Such an always relevant remark.

Anyhow, I think the location of the phone booth would have been a big clue to anyone who knows Halifax.


----------



## OldSolduer (9 Jun 2013)

Oldgateboatdriver said:
			
		

> Anyhow, I think the location of the phone booth would have been a big clue to anyone who knows Halifax.



I Don't know Halifax, please provide context. I take it this is not one of the better parts of town.....

Thanks.


----------



## cupper (9 Jun 2013)

Jim Seggie said:
			
		

> I Don't know Halifax, please provide context. I take it this is not one of the better parts of town.....
> 
> Thanks.



Actually it is not a bad part of town.
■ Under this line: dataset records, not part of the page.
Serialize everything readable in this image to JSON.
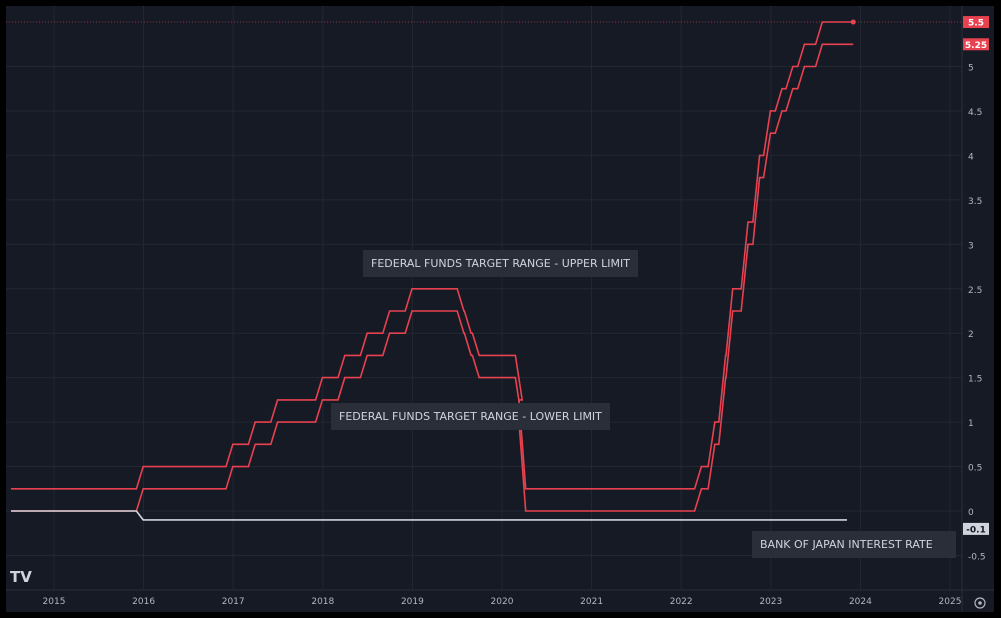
{
  "chart_data": {
    "type": "line",
    "title": "",
    "xlabel": "",
    "ylabel": "",
    "xlim": [
      2014.52,
      2025.1
    ],
    "ylim": [
      -0.9,
      5.8
    ],
    "x_ticks": [
      "2015",
      "2016",
      "2017",
      "2018",
      "2019",
      "2020",
      "2021",
      "2022",
      "2023",
      "2024",
      "2025"
    ],
    "y_ticks": [
      "5",
      "4.5",
      "4",
      "3.5",
      "3",
      "2.5",
      "2",
      "1.5",
      "1",
      "0.5",
      "0",
      "-0.5"
    ],
    "grid": true,
    "series": [
      {
        "name": "FEDERAL FUNDS TARGET RANGE - UPPER LIMIT",
        "color": "#e8414f",
        "start": [
          2014.52,
          0.25
        ],
        "end": 2023.92,
        "changes": [
          [
            2015.92,
            0.5
          ],
          [
            2016.92,
            0.75
          ],
          [
            2017.17,
            1.0
          ],
          [
            2017.42,
            1.25
          ],
          [
            2017.92,
            1.5
          ],
          [
            2018.17,
            1.75
          ],
          [
            2018.42,
            2.0
          ],
          [
            2018.67,
            2.25
          ],
          [
            2018.92,
            2.5
          ],
          [
            2019.5,
            2.25
          ],
          [
            2019.58,
            2.0
          ],
          [
            2019.67,
            1.75
          ],
          [
            2020.15,
            1.25
          ],
          [
            2020.19,
            0.25
          ],
          [
            2022.15,
            0.5
          ],
          [
            2022.3,
            1.0
          ],
          [
            2022.42,
            1.75
          ],
          [
            2022.5,
            2.5
          ],
          [
            2022.67,
            3.25
          ],
          [
            2022.8,
            4.0
          ],
          [
            2022.92,
            4.5
          ],
          [
            2023.05,
            4.75
          ],
          [
            2023.17,
            5.0
          ],
          [
            2023.3,
            5.25
          ],
          [
            2023.5,
            5.5
          ]
        ],
        "last_value": "5.5"
      },
      {
        "name": "FEDERAL FUNDS TARGET RANGE - LOWER LIMIT",
        "color": "#e8414f",
        "start": [
          2014.52,
          0.0
        ],
        "end": 2023.92,
        "changes": [
          [
            2015.92,
            0.25
          ],
          [
            2016.92,
            0.5
          ],
          [
            2017.17,
            0.75
          ],
          [
            2017.42,
            1.0
          ],
          [
            2017.92,
            1.25
          ],
          [
            2018.17,
            1.5
          ],
          [
            2018.42,
            1.75
          ],
          [
            2018.67,
            2.0
          ],
          [
            2018.92,
            2.25
          ],
          [
            2019.5,
            2.0
          ],
          [
            2019.58,
            1.75
          ],
          [
            2019.67,
            1.5
          ],
          [
            2020.15,
            1.0
          ],
          [
            2020.19,
            0.0
          ],
          [
            2022.15,
            0.25
          ],
          [
            2022.3,
            0.75
          ],
          [
            2022.42,
            1.5
          ],
          [
            2022.5,
            2.25
          ],
          [
            2022.67,
            3.0
          ],
          [
            2022.8,
            3.75
          ],
          [
            2022.92,
            4.25
          ],
          [
            2023.05,
            4.5
          ],
          [
            2023.17,
            4.75
          ],
          [
            2023.3,
            5.0
          ],
          [
            2023.5,
            5.25
          ]
        ],
        "last_value": "5.25"
      },
      {
        "name": "BANK OF JAPAN INTEREST RATE",
        "color": "#d1d4dc",
        "start": [
          2014.52,
          0.0
        ],
        "end": 2023.85,
        "changes": [
          [
            2015.92,
            -0.1
          ]
        ],
        "last_value": "-0.1"
      }
    ]
  },
  "logo": "TV",
  "settings_icon": "gear-icon"
}
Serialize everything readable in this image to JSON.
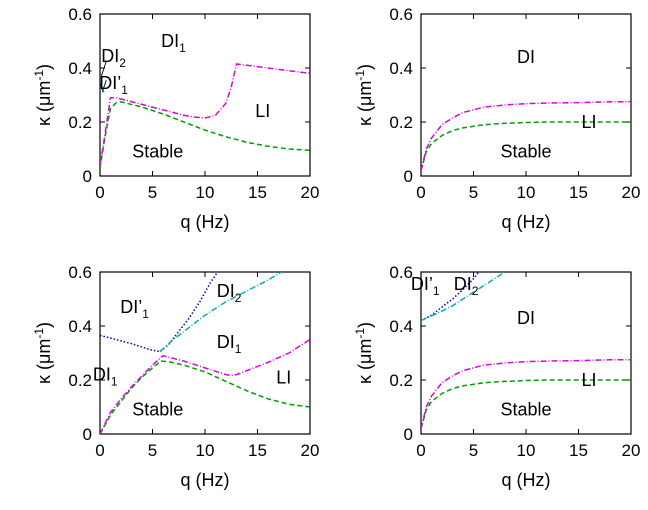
{
  "chart_data": [
    {
      "type": "line",
      "panel": "top-left",
      "xlabel": "q (Hz)",
      "ylabel": "κ (μm-1)",
      "ylabel_parts": {
        "main": "κ (μm",
        "sup": "-1",
        "end": ")"
      },
      "xlim": [
        0,
        20
      ],
      "ylim": [
        0,
        0.6
      ],
      "xticks": [
        0,
        5,
        10,
        15,
        20
      ],
      "yticks": [
        0,
        0.2,
        0.4,
        0.6
      ],
      "series": [
        {
          "color": "#00a000",
          "dash": "5,3",
          "x": [
            0,
            0.5,
            1,
            1.5,
            2,
            4,
            6,
            8,
            10,
            12,
            14,
            16,
            18,
            20
          ],
          "y": [
            0.03,
            0.15,
            0.25,
            0.27,
            0.275,
            0.255,
            0.23,
            0.2,
            0.17,
            0.145,
            0.125,
            0.11,
            0.1,
            0.095
          ]
        },
        {
          "color": "#e000e0",
          "dash": "6,2,1,2",
          "x": [
            0,
            0.5,
            1,
            1.5,
            2,
            4,
            6,
            8,
            9,
            10,
            11,
            12,
            12.5,
            13,
            14,
            16,
            18,
            20
          ],
          "y": [
            0.04,
            0.16,
            0.29,
            0.29,
            0.285,
            0.265,
            0.245,
            0.225,
            0.218,
            0.215,
            0.225,
            0.27,
            0.33,
            0.415,
            0.41,
            0.4,
            0.39,
            0.38
          ]
        },
        {
          "color": "#0000c0",
          "dash": "1.5,2",
          "x": [
            0,
            0.1,
            0.2,
            0.3,
            0.4
          ],
          "y": [
            0.38,
            0.35,
            0.32,
            0.31,
            0.305
          ]
        },
        {
          "color": "#00b0b0",
          "dash": "6,2,1,2",
          "x": [
            0,
            0.1,
            0.2,
            0.3,
            0.4
          ],
          "y": [
            0.37,
            0.345,
            0.325,
            0.315,
            0.31
          ]
        }
      ],
      "labels": [
        {
          "main": "DI",
          "sub": "2",
          "x": 1.3,
          "y": 0.445
        },
        {
          "main": "DI’",
          "sub": "1",
          "x": 1.3,
          "y": 0.345
        },
        {
          "main": "DI",
          "sub": "1",
          "x": 7.0,
          "y": 0.5
        },
        {
          "main": "LI",
          "x": 15.5,
          "y": 0.24
        },
        {
          "main": "Stable",
          "x": 5.5,
          "y": 0.09
        }
      ]
    },
    {
      "type": "line",
      "panel": "top-right",
      "xlabel": "q (Hz)",
      "ylabel": "κ (μm-1)",
      "ylabel_parts": {
        "main": "κ (μm",
        "sup": "-1",
        "end": ")"
      },
      "xlim": [
        0,
        20
      ],
      "ylim": [
        0,
        0.6
      ],
      "xticks": [
        0,
        5,
        10,
        15,
        20
      ],
      "yticks": [
        0,
        0.2,
        0.4,
        0.6
      ],
      "series": [
        {
          "color": "#00a000",
          "dash": "5,3",
          "x": [
            0,
            0.5,
            1,
            2,
            3,
            4,
            6,
            8,
            10,
            12,
            15,
            18,
            20
          ],
          "y": [
            0.02,
            0.09,
            0.12,
            0.15,
            0.168,
            0.178,
            0.19,
            0.195,
            0.198,
            0.2,
            0.2,
            0.2,
            0.2
          ]
        },
        {
          "color": "#e000e0",
          "dash": "6,2,1,2",
          "x": [
            0,
            0.5,
            1,
            2,
            3,
            4,
            6,
            8,
            10,
            12,
            15,
            18,
            20
          ],
          "y": [
            0.02,
            0.1,
            0.14,
            0.19,
            0.215,
            0.235,
            0.255,
            0.263,
            0.268,
            0.27,
            0.272,
            0.275,
            0.275
          ]
        }
      ],
      "labels": [
        {
          "main": "DI",
          "x": 10,
          "y": 0.44
        },
        {
          "main": "LI",
          "x": 16,
          "y": 0.2
        },
        {
          "main": "Stable",
          "x": 10,
          "y": 0.09
        }
      ]
    },
    {
      "type": "line",
      "panel": "bottom-left",
      "xlabel": "q (Hz)",
      "ylabel": "κ (μm-1)",
      "ylabel_parts": {
        "main": "κ (μm",
        "sup": "-1",
        "end": ")"
      },
      "xlim": [
        0,
        20
      ],
      "ylim": [
        0,
        0.6
      ],
      "xticks": [
        0,
        5,
        10,
        15,
        20
      ],
      "yticks": [
        0,
        0.2,
        0.4,
        0.6
      ],
      "series": [
        {
          "color": "#00a000",
          "dash": "5,3",
          "x": [
            0,
            1,
            2,
            3,
            4,
            5,
            5.8,
            6.5,
            8,
            10,
            12,
            14,
            16,
            18,
            20
          ],
          "y": [
            0.0,
            0.07,
            0.12,
            0.17,
            0.21,
            0.245,
            0.27,
            0.268,
            0.255,
            0.23,
            0.195,
            0.16,
            0.13,
            0.11,
            0.1
          ]
        },
        {
          "color": "#e000e0",
          "dash": "6,2,1,2",
          "x": [
            0,
            1,
            2,
            3,
            4,
            5,
            6,
            7,
            8,
            10,
            12,
            12.5,
            13,
            14,
            16,
            18,
            20
          ],
          "y": [
            0.0,
            0.08,
            0.13,
            0.175,
            0.215,
            0.255,
            0.29,
            0.28,
            0.27,
            0.245,
            0.22,
            0.217,
            0.22,
            0.235,
            0.265,
            0.3,
            0.35
          ]
        },
        {
          "color": "#0000c0",
          "dash": "1.5,2",
          "x": [
            0,
            1,
            2,
            3,
            4,
            5,
            5.7,
            6.5,
            7.5,
            8.5,
            9.5,
            10.5,
            11.2
          ],
          "y": [
            0.365,
            0.355,
            0.345,
            0.335,
            0.322,
            0.31,
            0.305,
            0.33,
            0.38,
            0.43,
            0.49,
            0.56,
            0.6
          ]
        },
        {
          "color": "#00b0b0",
          "dash": "6,2,1,2",
          "x": [
            5.7,
            7,
            8,
            9,
            10,
            12,
            14,
            16,
            17.3
          ],
          "y": [
            0.305,
            0.35,
            0.38,
            0.41,
            0.44,
            0.49,
            0.53,
            0.57,
            0.6
          ]
        }
      ],
      "labels": [
        {
          "main": "DI’",
          "sub": "1",
          "x": 3.3,
          "y": 0.47
        },
        {
          "main": "DI",
          "sub": "2",
          "x": 12.3,
          "y": 0.53
        },
        {
          "main": "DI",
          "sub": "1",
          "x": 12.3,
          "y": 0.34
        },
        {
          "main": "DI",
          "sub": "1",
          "x": 0.5,
          "y": 0.22
        },
        {
          "main": "LI",
          "x": 17.5,
          "y": 0.21
        },
        {
          "main": "Stable",
          "x": 5.5,
          "y": 0.09
        }
      ]
    },
    {
      "type": "line",
      "panel": "bottom-right",
      "xlabel": "q (Hz)",
      "ylabel": "κ (μm-1)",
      "ylabel_parts": {
        "main": "κ (μm",
        "sup": "-1",
        "end": ")"
      },
      "xlim": [
        0,
        20
      ],
      "ylim": [
        0,
        0.6
      ],
      "xticks": [
        0,
        5,
        10,
        15,
        20
      ],
      "yticks": [
        0,
        0.2,
        0.4,
        0.6
      ],
      "series": [
        {
          "color": "#00a000",
          "dash": "5,3",
          "x": [
            0,
            0.5,
            1,
            2,
            3,
            4,
            6,
            8,
            10,
            12,
            15,
            18,
            20
          ],
          "y": [
            0.02,
            0.09,
            0.12,
            0.15,
            0.168,
            0.178,
            0.19,
            0.195,
            0.198,
            0.2,
            0.2,
            0.2,
            0.2
          ]
        },
        {
          "color": "#e000e0",
          "dash": "6,2,1,2",
          "x": [
            0,
            0.5,
            1,
            2,
            3,
            4,
            6,
            8,
            10,
            12,
            15,
            18,
            20
          ],
          "y": [
            0.02,
            0.1,
            0.14,
            0.19,
            0.215,
            0.235,
            0.255,
            0.263,
            0.268,
            0.27,
            0.272,
            0.275,
            0.275
          ]
        },
        {
          "color": "#0000c0",
          "dash": "1.5,2",
          "x": [
            0,
            1,
            2,
            3,
            4,
            5,
            5.5
          ],
          "y": [
            0.42,
            0.44,
            0.47,
            0.5,
            0.535,
            0.575,
            0.6
          ]
        },
        {
          "color": "#00b0b0",
          "dash": "6,2,1,2",
          "x": [
            0,
            1,
            2,
            3,
            4,
            5,
            6,
            7,
            8
          ],
          "y": [
            0.42,
            0.437,
            0.455,
            0.475,
            0.5,
            0.525,
            0.55,
            0.575,
            0.6
          ]
        }
      ],
      "labels": [
        {
          "main": "DI’",
          "sub": "1",
          "x": 0.4,
          "y": 0.555
        },
        {
          "main": "DI",
          "sub": "2",
          "x": 4.3,
          "y": 0.555
        },
        {
          "main": "DI",
          "x": 10,
          "y": 0.43
        },
        {
          "main": "LI",
          "x": 16,
          "y": 0.2
        },
        {
          "main": "Stable",
          "x": 10,
          "y": 0.09
        }
      ]
    }
  ]
}
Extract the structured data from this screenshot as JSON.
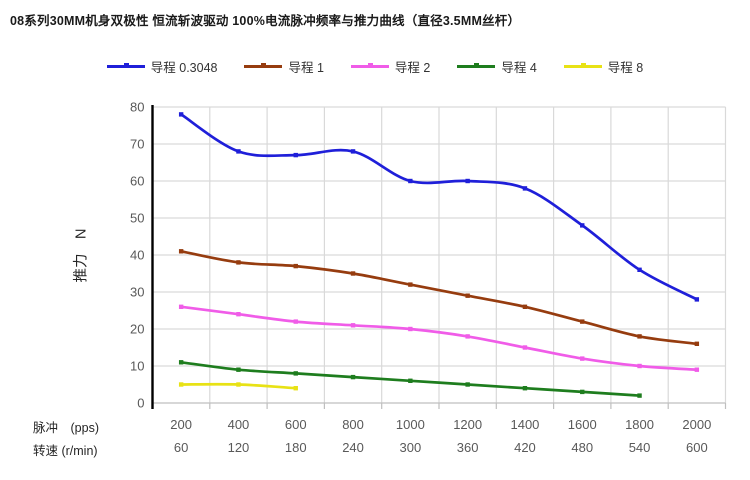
{
  "title": "08系列30MM机身双极性 恒流斩波驱动 100%电流脉冲频率与推力曲线（直径3.5MM丝杆）",
  "colors": {
    "gridline": "#d9d9d9",
    "x_axis_line": "#bfbfbf",
    "y_axis_line": "#000000",
    "tick_label": "#595959",
    "title_text": "#1a1a1a"
  },
  "chart_data": {
    "type": "line",
    "title": "08系列30MM机身双极性 恒流斩波驱动 100%电流脉冲频率与推力曲线（直径3.5MM丝杆）",
    "ylabel": "推力　N",
    "ylim": [
      0,
      80
    ],
    "y_ticks": [
      0,
      10,
      20,
      30,
      40,
      50,
      60,
      70,
      80
    ],
    "grid": true,
    "legend_position": "top",
    "line_style": "smooth",
    "x_rows": [
      {
        "label": "脉冲　(pps)",
        "values": [
          "200",
          "400",
          "600",
          "800",
          "1000",
          "1200",
          "1400",
          "1600",
          "1800",
          "2000"
        ]
      },
      {
        "label": "转速 (r/min)",
        "values": [
          "60",
          "120",
          "180",
          "240",
          "300",
          "360",
          "420",
          "480",
          "540",
          "600"
        ]
      }
    ],
    "series": [
      {
        "name": "导程 0.3048",
        "color": "#1f1fd9",
        "values": [
          78,
          68,
          67,
          68,
          60,
          60,
          58,
          48,
          36,
          28
        ]
      },
      {
        "name": "导程 1",
        "color": "#963c0f",
        "values": [
          41,
          38,
          37,
          35,
          32,
          29,
          26,
          22,
          18,
          16
        ]
      },
      {
        "name": "导程 2",
        "color": "#f05ce8",
        "values": [
          26,
          24,
          22,
          21,
          20,
          18,
          15,
          12,
          10,
          9
        ]
      },
      {
        "name": "导程 4",
        "color": "#1e7d1e",
        "values": [
          11,
          9,
          8,
          7,
          6,
          5,
          4,
          3,
          2,
          null
        ]
      },
      {
        "name": "导程 8",
        "color": "#e8e215",
        "values": [
          5,
          5,
          4,
          null,
          null,
          null,
          null,
          null,
          null,
          null
        ]
      }
    ]
  }
}
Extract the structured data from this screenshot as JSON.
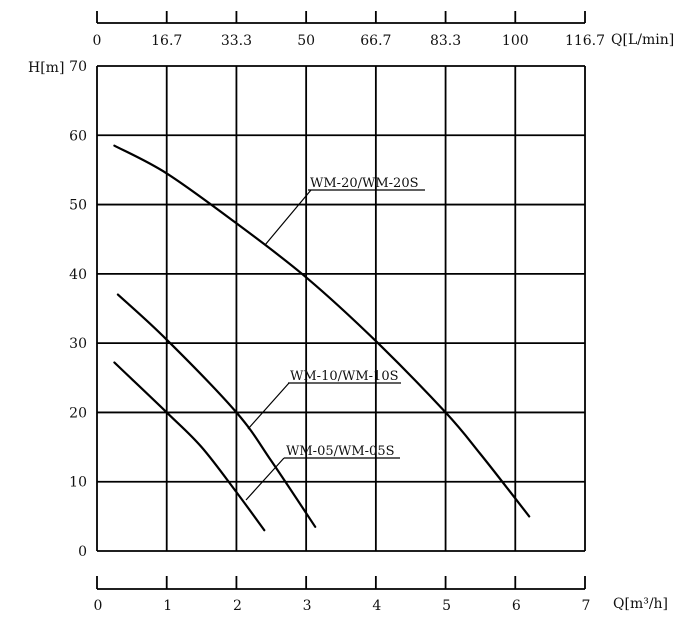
{
  "chart_data": {
    "type": "line",
    "xlabel": "Q[m³/h]",
    "x2label": "Q[L/min]",
    "ylabel": "H[m]",
    "xlim": [
      0,
      7
    ],
    "ylim": [
      0,
      70
    ],
    "grid": true,
    "x_ticks": [
      "0",
      "1",
      "2",
      "3",
      "4",
      "5",
      "6",
      "7"
    ],
    "x2_ticks": [
      "0",
      "16.7",
      "33.3",
      "50",
      "66.7",
      "83.3",
      "100",
      "116.7"
    ],
    "y_ticks": [
      "0",
      "10",
      "20",
      "30",
      "40",
      "50",
      "60",
      "70"
    ],
    "series": [
      {
        "name": "WM-20/WM-20S",
        "x": [
          0.25,
          1.0,
          2.0,
          3.0,
          4.0,
          5.0,
          5.5,
          6.2
        ],
        "y": [
          58.5,
          54.5,
          47.3,
          39.5,
          30.3,
          20.0,
          14.0,
          5.0
        ]
      },
      {
        "name": "WM-10/WM-10S",
        "x": [
          0.3,
          1.0,
          2.0,
          2.5,
          3.13
        ],
        "y": [
          37.0,
          30.5,
          20.0,
          13.0,
          3.5
        ]
      },
      {
        "name": "WM-05/WM-05S",
        "x": [
          0.25,
          1.0,
          1.5,
          2.0,
          2.4
        ],
        "y": [
          27.2,
          20.0,
          15.0,
          8.5,
          3.0
        ]
      }
    ]
  }
}
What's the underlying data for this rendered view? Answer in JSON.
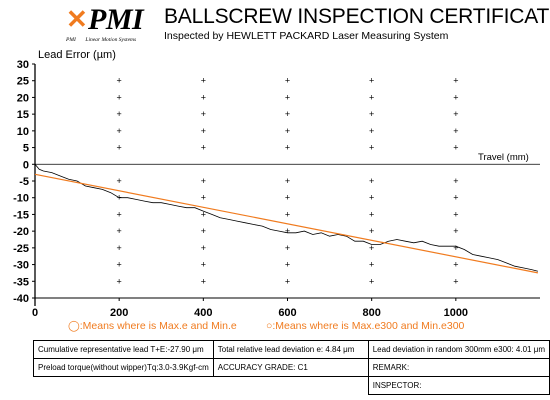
{
  "header": {
    "logo_text": "PMI",
    "logo_sub_left": "PMI",
    "logo_sub_right": "Linear Motion Systems",
    "title": "BALLSCREW INSPECTION CERTIFICATE",
    "subtitle": "Inspected by HEWLETT PACKARD Laser Measuring System",
    "brand_color": "#f07b1f"
  },
  "chart_data": {
    "type": "line",
    "ylabel": "Lead Error (µm)",
    "xlabel": "Travel (mm)",
    "xlim": [
      0,
      1200
    ],
    "ylim": [
      -40,
      30
    ],
    "x_ticks": [
      0,
      200,
      400,
      600,
      800,
      1000
    ],
    "y_ticks": [
      30,
      25,
      20,
      15,
      10,
      5,
      0,
      -5,
      -10,
      -15,
      -20,
      -25,
      -30,
      -35,
      -40
    ],
    "grid": "plus markers",
    "series": [
      {
        "color": "#000000",
        "x": [
          0,
          10,
          20,
          40,
          60,
          80,
          100,
          120,
          140,
          160,
          180,
          200,
          220,
          240,
          260,
          280,
          300,
          320,
          340,
          360,
          380,
          400,
          420,
          440,
          460,
          480,
          500,
          520,
          540,
          560,
          580,
          600,
          620,
          640,
          660,
          680,
          700,
          720,
          740,
          760,
          780,
          800,
          820,
          840,
          860,
          880,
          900,
          920,
          940,
          960,
          980,
          1000,
          1020,
          1040,
          1060,
          1080,
          1100,
          1120,
          1140,
          1160,
          1180,
          1195
        ],
        "y": [
          0,
          -1.5,
          -2,
          -2.5,
          -3.5,
          -4.5,
          -5,
          -6.5,
          -7,
          -7.5,
          -8.5,
          -10,
          -10,
          -10.5,
          -11,
          -11.5,
          -11.5,
          -12,
          -12.5,
          -13,
          -13,
          -14,
          -15,
          -16,
          -16.5,
          -17,
          -17.5,
          -18,
          -18.5,
          -19.5,
          -20,
          -20.5,
          -20.5,
          -20,
          -21,
          -20.5,
          -21.5,
          -21,
          -21.5,
          -23,
          -23,
          -24,
          -24,
          -23,
          -22.5,
          -23,
          -23.5,
          -23,
          -24,
          -24.5,
          -24.5,
          -24.5,
          -25.5,
          -27,
          -27.5,
          -28,
          -28.5,
          -29.5,
          -30.5,
          -31,
          -31.5,
          -32
        ]
      },
      {
        "color": "#f07b1f",
        "x": [
          0,
          1195
        ],
        "y": [
          -3,
          -32.5
        ]
      }
    ]
  },
  "legend": {
    "text_a": "◯:Means where is Max.e and Min.e",
    "text_b": "○:Means where is Max.e300 and Min.e300"
  },
  "info_table": {
    "cumulative": "Cumulative representative lead  T+E:-27.90 μm",
    "total_deviation": "Total relative lead deviation e: 4.84 μm",
    "random_deviation": "Lead deviation in random 300mm e300: 4.01 μm",
    "preload": "Preload torque(without wipper)Tq:3.0-3.9Kgf-cm",
    "accuracy": "ACCURACY GRADE:  C1",
    "remark": "REMARK:",
    "inspector": "INSPECTOR:"
  }
}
Halifax Public Gardens, The Lord Nelson Hotel, the Spring Garden Road shopping district.

I'd lik eto know the context as well.


----------



## Oldgateboatdriver (9 Jun 2013)

No, not a bad part of town in itself, but a part that attracts a lot of semi-drunk people willing to take up a dare on a Friday night, especially university students.

I should have been more specific. perhaps, that the combination of Friday night and location should have been a clue to young people doing stupid things they would grow to regret on a stupid dare to start with.


----------



## cupper (10 Jun 2013)

Oldgateboatdriver said:
			
		

> No, not a bad part of town in itself, but a part that attracts a lot of semi-drunk people willing to take up a dare on a Friday night, especially university students.
> 
> I should have been more specific. perhaps, that the combination of Friday night and location should have been a clue to young people doing stupid things they would grow to regret on a stupid dare to start with.



Now that makes sense. I resemble that from my young and stupid days oh so many years ago. ;D


----------



## jollyjacktar (10 Jun 2013)

The police have released an audio clip of the 911 call in hopes of someone being able to identify the caller.  It's a man, who doesn't sound drunk, or foreign.  Lots of profanity so most of it is just one long bleep.  He just sounds like an a-hole with some axe to grind.  I hope they catch up with him soon.


----------



## Smirnoff123 (11 Jun 2013)

I hope that this does not keep continuing, it is a shame to see fundraising events such as this being cancelled.


----------



## DBA (11 Jun 2013)

Google street view amazes me when I use it to see the locations described in news articles. The phones I see are in a open area between two bus stops so others may have seen the person making the call or walking around the area.

Search Google maps for "Spring Garden Road and South Park Street" then click on the little man to see a street view. Look around and you can see two phones between bus stops on both sides of a corner.


----------